Friday, November 9, 2012

Blaine County does not vote with state

Many residents support LeFavour, vote no on HJR 2


By KATHERINE WUTZ
Express Staff Writer

Ketchum voters line up at Hemingway Elementary School on Tuesday. Though Idaho as a whole tended to vote Republican, Blaine county voted Democratic overall, with Republican support in Carey, Gannett-Picabo and Yale. Photo by Willy Cook

If Blaine County voters’ preferences had been followed statewide, former state Sen. Nicole LeFavour would be on her way to the U.S. House of Representatives and hunting, fishing and trapping would not be protected under the Idaho Constitution.

Blaine County voters went against the state and the rest of Legislative District 26 on Tuesday, voting with a distinctively Democratic leaning in a state that MSNBC commentators have called “one of the most conservative in the nation.”

Voters in the 2nd Congressional District cast ballots to re-elect Rep. Mike Simpson, R-Idaho, giving him nearly a 2-1 advantage over Democratic challenger LeFavour.

When she was a state senator, LeFavour was outspoken against Schools Superintendent Tom Luna’s educational reforms and openly supported Idaho’s “Add the Words” campaign, which would have introduced legislation to prevent discrimination on the basis of sexual orientation or gender identity. LeFavour was the only openly gay Idaho legislator during her time in office.

Blaine County voters widely supported her, voting 55 percent in favor of her candidacy for Congress. Simpson garnered 45 percent of the county vote.

Simpson garnered 58 percent support in Sun Valley, 79 percent in Carey, 63 percent in Gannett-Picabo and 100 percent in the small precinct of Yale. LeFavour received the most votes in Ketchum, Woodside, Hailey, Bellevue and the unincorporated county.

Blaine County also voted against adding an amendment to the Idaho Constitution to make hunting, fishing and trapping protected rights. The amendment passed in the state, with 73 percent of voters in favor.

However, only 47 percent of Blaine County voters said they support the amendment. The most clear support came from Carey, Gannett-Picabo and Yale, where 74 percent, 65 percent and 100 percent, respectively, voted for the amendment.

Blaine County also disagreed with much of District 26, voting to put Democrat John Remington in the Idaho House of Representatives instead of challenger Steve Miller. Miller won the district by a mere 306 votes.

Remington won Blaine County with 63 percent of the vote, as opposed to Miller’s 37 percent.
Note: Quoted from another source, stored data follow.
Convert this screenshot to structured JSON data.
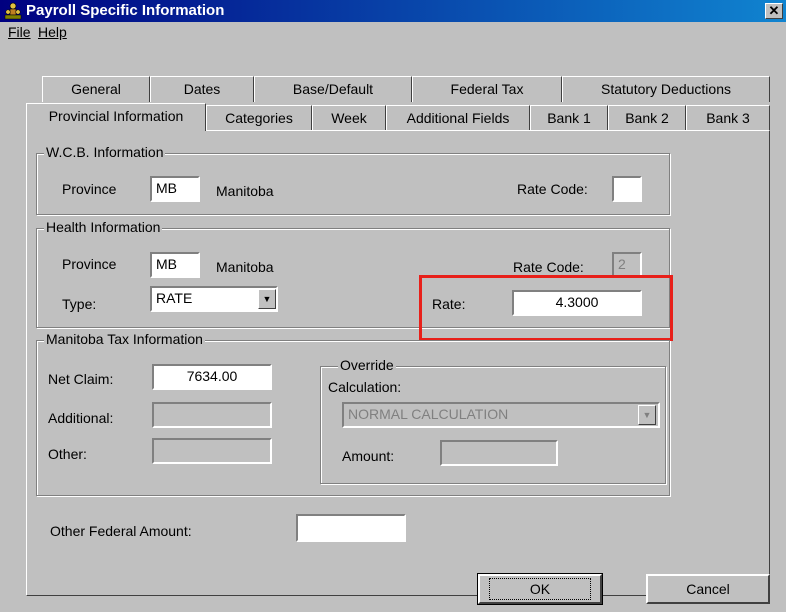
{
  "window": {
    "title": "Payroll Specific Information",
    "close_glyph": "✕"
  },
  "menu": {
    "file": "File",
    "help": "Help"
  },
  "tabs_row1": [
    "General",
    "Dates",
    "Base/Default",
    "Federal Tax",
    "Statutory Deductions"
  ],
  "tabs_row2": [
    "Provincial Information",
    "Categories",
    "Week",
    "Additional Fields",
    "Bank 1",
    "Bank 2",
    "Bank 3"
  ],
  "active_tab": "Provincial Information",
  "wcb": {
    "title": "W.C.B. Information",
    "province_label": "Province",
    "province_code": "MB",
    "province_name": "Manitoba",
    "rate_code_label": "Rate Code:",
    "rate_code_value": ""
  },
  "health": {
    "title": "Health Information",
    "province_label": "Province",
    "province_code": "MB",
    "province_name": "Manitoba",
    "rate_code_label": "Rate Code:",
    "rate_code_value": "2",
    "type_label": "Type:",
    "type_value": "RATE",
    "rate_label": "Rate:",
    "rate_value": "4.3000"
  },
  "tax": {
    "title": "Manitoba  Tax Information",
    "net_claim_label": "Net Claim:",
    "net_claim_value": "7634.00",
    "additional_label": "Additional:",
    "additional_value": "",
    "other_label": "Other:",
    "other_value": "",
    "override": {
      "title": "Override",
      "calculation_label": "Calculation:",
      "calculation_value": "NORMAL CALCULATION",
      "amount_label": "Amount:",
      "amount_value": ""
    }
  },
  "other_federal": {
    "label": "Other Federal Amount:",
    "value": ""
  },
  "buttons": {
    "ok": "OK",
    "cancel": "Cancel"
  },
  "colors": {
    "highlight": "#e8201a",
    "titlebar": "#000080",
    "face": "#c0c0c0"
  },
  "icons": {
    "app": "payroll-people-icon",
    "combo": "dropdown-arrow-icon"
  }
}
His support was lowest in Carey, Gannett-Picabo and Yale, where he gained 24 percent, 44 percent and 0 percent of the vote, respectively.

When it came to the presidential election, the majority of Blaine County residents voted against the rest of the state and with the rest of the country. Idaho’s four electoral votes went to presidential candidate Mitt Romney, who earned 65 percent of the state’s vote.

President Barack Obama earned 33 percent of the state with 211,592 votes—almost 6,000 of which came from Blaine County voters, who gave him 59 percent of the county’s vote. Blaine County was one of two counties in Idaho to vote for Obama—Latah County (which includes Moscow) in northern Idaho was the other—but the only Idaho county in which a majority of voters supported Obama. With third-party candidates getting 5 percent of the vote there, Latah County voted only 49 percent for Obama.

Obama went on to win presidential election Tuesday night, with 303 electoral votes to Mitt Romney’s 206 as of Thursday morning. Florida’s 29 electoral votes were still unallocated as of press time.